Operasyonun diplomatik açıklamalar üzerinden yorumlanmaması gerektiğine işaret eden Özdemir "Suriye hükümeti, Türkiye'nin operasyonunu kınasa da bu açıkça Rusya koordineli bir operasyon ve taraflar gidişattan memnun. Bu operasyon Türkiye'yi Suriye ile fiili barışma dönemine soktu. Süreç adım adım gidiyor. Her şey yolunda giderse, operasyonun ikinci aşaması Menbiç olur; daha sonra da Fırat'ın doğusu gelir. Afrin'de Türkiye ve Suriye fiilen barışıp; Menbiç'te de resmen barışabilir. Aynı zamanda ikinci aşamada PYD, Rusya'yı da tamamen karşısına alabilir. Üçüncü aşama olan Fırat'ın doğusunda ise bölge ülkeleri, PYD ve ABD'ye karşı birleşebilir" dedi.

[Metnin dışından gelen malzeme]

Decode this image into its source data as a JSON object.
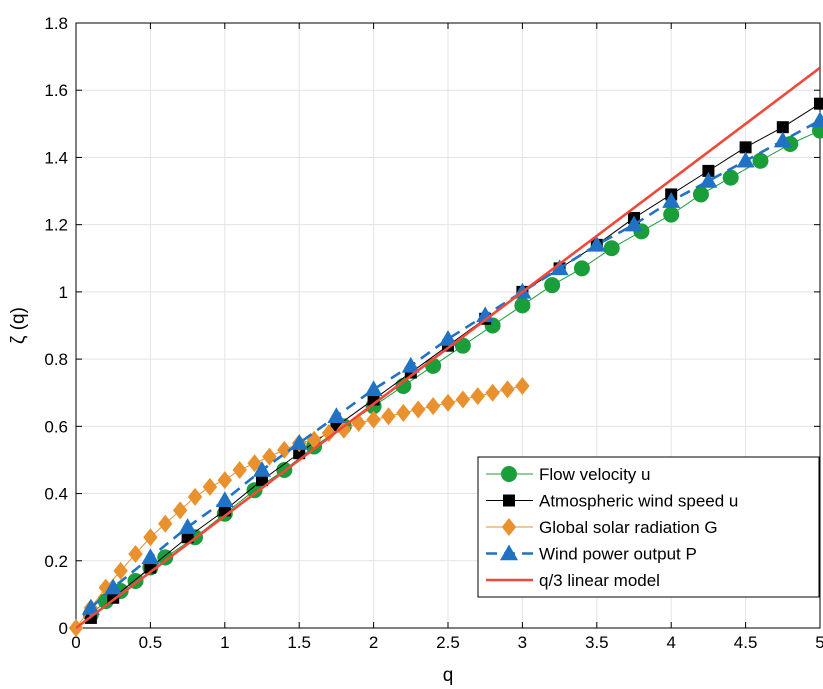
{
  "chart_data": {
    "type": "line",
    "title": "",
    "xlabel": "q",
    "ylabel": "ζ (q)",
    "xlim": [
      0,
      5
    ],
    "ylim": [
      0,
      1.8
    ],
    "xticks": [
      0,
      0.5,
      1,
      1.5,
      2,
      2.5,
      3,
      3.5,
      4,
      4.5,
      5
    ],
    "xtick_labels": [
      "0",
      "0.5",
      "1",
      "1.5",
      "2",
      "2.5",
      "3",
      "3.5",
      "4",
      "4.5",
      "5"
    ],
    "yticks": [
      0,
      0.2,
      0.4,
      0.6,
      0.8,
      1,
      1.2,
      1.4,
      1.6,
      1.8
    ],
    "ytick_labels": [
      "0",
      "0.2",
      "0.4",
      "0.6",
      "0.8",
      "1",
      "1.2",
      "1.4",
      "1.6",
      "1.8"
    ],
    "grid": true,
    "legend_position": "bottom-right",
    "series": [
      {
        "name": "Flow velocity u",
        "color": "#1a9e3a",
        "marker": "circle",
        "line_style": "solid",
        "x": [
          0.1,
          0.2,
          0.3,
          0.4,
          0.5,
          0.6,
          0.8,
          1.0,
          1.2,
          1.4,
          1.6,
          1.8,
          2.0,
          2.2,
          2.4,
          2.6,
          2.8,
          3.0,
          3.2,
          3.4,
          3.6,
          3.8,
          4.0,
          4.2,
          4.4,
          4.6,
          4.8,
          5.0
        ],
        "y": [
          0.04,
          0.08,
          0.11,
          0.14,
          0.18,
          0.21,
          0.27,
          0.34,
          0.41,
          0.47,
          0.54,
          0.6,
          0.66,
          0.72,
          0.78,
          0.84,
          0.9,
          0.96,
          1.02,
          1.07,
          1.13,
          1.18,
          1.23,
          1.29,
          1.34,
          1.39,
          1.44,
          1.48
        ]
      },
      {
        "name": "Atmospheric wind speed u",
        "color": "#000000",
        "marker": "square",
        "line_style": "solid",
        "x": [
          0.1,
          0.25,
          0.5,
          0.75,
          1.0,
          1.25,
          1.5,
          1.75,
          2.0,
          2.25,
          2.5,
          2.75,
          3.0,
          3.25,
          3.5,
          3.75,
          4.0,
          4.25,
          4.5,
          4.75,
          5.0
        ],
        "y": [
          0.03,
          0.09,
          0.18,
          0.27,
          0.35,
          0.44,
          0.52,
          0.6,
          0.68,
          0.76,
          0.84,
          0.92,
          1.0,
          1.07,
          1.14,
          1.22,
          1.29,
          1.36,
          1.43,
          1.49,
          1.56
        ]
      },
      {
        "name": "Global solar radiation G",
        "color": "#e8912e",
        "marker": "diamond",
        "line_style": "solid",
        "x": [
          0.0,
          0.1,
          0.2,
          0.3,
          0.4,
          0.5,
          0.6,
          0.7,
          0.8,
          0.9,
          1.0,
          1.1,
          1.2,
          1.3,
          1.4,
          1.5,
          1.6,
          1.7,
          1.8,
          1.9,
          2.0,
          2.1,
          2.2,
          2.3,
          2.4,
          2.5,
          2.6,
          2.7,
          2.8,
          2.9,
          3.0
        ],
        "y": [
          0.0,
          0.06,
          0.12,
          0.17,
          0.22,
          0.27,
          0.31,
          0.35,
          0.39,
          0.42,
          0.44,
          0.47,
          0.49,
          0.51,
          0.53,
          0.55,
          0.56,
          0.58,
          0.59,
          0.61,
          0.62,
          0.63,
          0.64,
          0.65,
          0.66,
          0.67,
          0.68,
          0.69,
          0.7,
          0.71,
          0.72
        ]
      },
      {
        "name": " Wind power output P",
        "color": "#1f72c4",
        "marker": "triangle",
        "line_style": "dashed",
        "x": [
          0.1,
          0.25,
          0.5,
          0.75,
          1.0,
          1.25,
          1.5,
          1.75,
          2.0,
          2.25,
          2.5,
          2.75,
          3.0,
          3.25,
          3.5,
          3.75,
          4.0,
          4.25,
          4.5,
          4.75,
          5.0
        ],
        "y": [
          0.06,
          0.12,
          0.21,
          0.3,
          0.38,
          0.47,
          0.55,
          0.63,
          0.71,
          0.78,
          0.86,
          0.93,
          1.0,
          1.07,
          1.14,
          1.2,
          1.27,
          1.33,
          1.39,
          1.45,
          1.51
        ]
      },
      {
        "name": "q/3 linear model",
        "color": "#f0493a",
        "marker": "none",
        "line_style": "solid",
        "x": [
          0,
          5
        ],
        "y": [
          0,
          1.6667
        ]
      }
    ]
  }
}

"YPG, Afrin'i Suriye ordusuna teslim ederse, TSK ne yapar?" şeklindeki soru üzerine Özdemir "Buradaki gaye sınırın terör örgütlerinden temizlenmesi. Afrin veya İdlib ileride Suriye yönetimin kontrolüne geçerse operasyon zaten başarıya ulaşmış demektir. Zira nihai hedef Suriye'nin toprak bütünlüğüyse bu Şam'ın zaferi olur. Şam'ın kazanması ise Ankara'nın kazanmasıdır" diye yanıt verdi.
Türkiye, YPG'yi, PKK’nın Suriye’deki uzantısı olarak görüyor ve bu yapıyla ilişkili DSG gibi örgütlerin de 'terör örgütü' olarak kabul edilmesini istiyor. Ancak, Başta ABD olmak üzere Batılı güçler, Ankara’nın bu görüşünü kabul etmiyor. Ankara, ayrıca YPG'ye silah verilmesine de sert bir şekilde karşı çıkıyor.